Just because its a lovely image of Lake Kivu. Took this one while staying with Joe at NYamsheke.

Had to include this just to get a flavour of Kinyarwanda. Its such a fiendishly difficult language but I relished the challenge of learning any of it. I could manage very basic conversations but this was always to the sheer delight and amusement of Rwandans. If you said so much as a "mwaramutse" they thought you could speak Kinyarwanda! That means good morning by the way, although the literal translation apparently means, "I hope you slept as well as I wished you would."


This is one of the volcanoes at dusk looking at it from the nearest settlement which is Ruhengeri. Its kinda weird because the town is already at twice the height of Ben Nevis and then these volcanoes dominate the skyline. This is one of the smaller ones - about a third the size of Everest.
Was invited to a christening and typical Rwandan when we got there at 9 am on Sunday morning, having negotiated riding on a motorbike in a skirt, the christening had already happened. So we stayed for the church service little realising that it was going to be five hours long! I took this shot when I was bored and wandering around the back of the church with a numb backside.
Hi I am home now for anyone still reading this but there are some great photos that I wanted to just add. It has been an amazing experience and I am so glad that I did it. I have had my ups and downs with VSO but at the end of the day I came home feeling that I had achieved some of the things I had set out to do and feeling positive about it all.

So signing out with a smile and a few last photos ............

Tuesday 12 May 2009



I just think this a beautiful simple image of two men in their dug out canoe. The one standing is using a tree branch as his pole and they will stay until they have caught enough fish for their dinner.
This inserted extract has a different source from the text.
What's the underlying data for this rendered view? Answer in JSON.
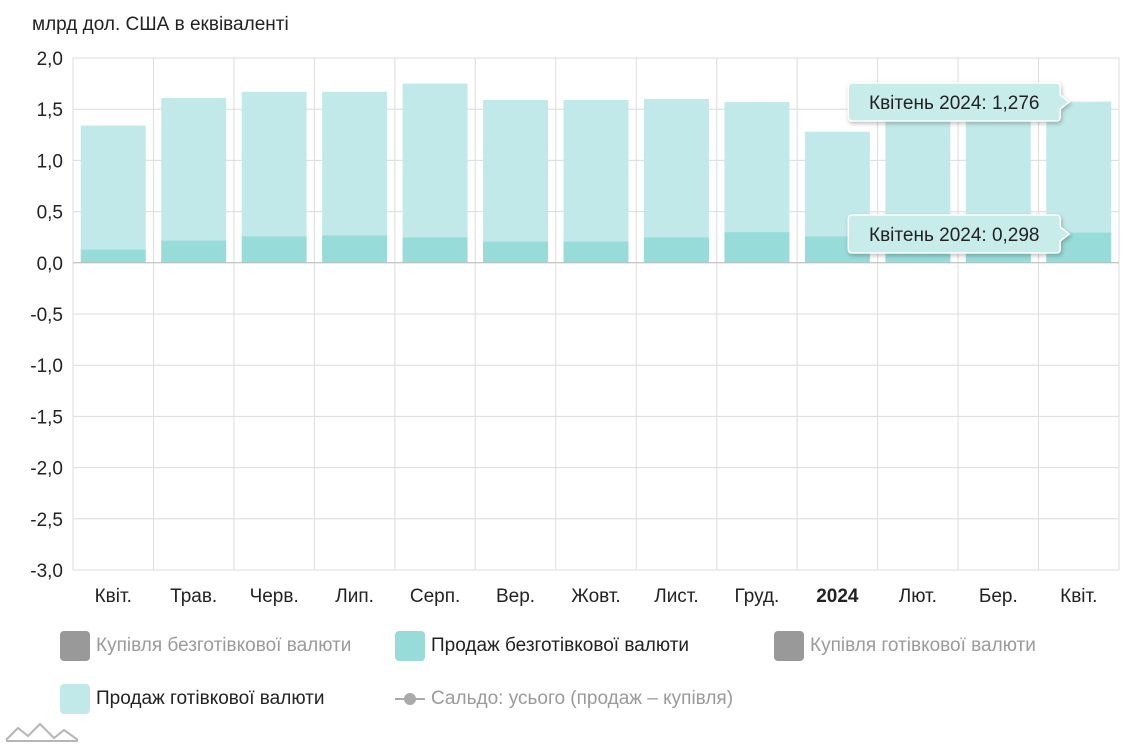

Sometimes I wonder who needs progress?



This wooden boat is at the posh end of the boat scale in Rwanda. It is made of pieces of wood tightly fastened together and sealed. These guys were rowing against a fast flowing current upstream, but they still managed to ask us for "amafaranga" ie money. The best one I have heard is someone who swam up to Hayley while she was swimming in the lake and asked her for some money!

Many of the ordinary fishing boats that you see are simply a large tree trunk which has been hollowed out and they are really unstable. That is the Congo on the bank at the other side!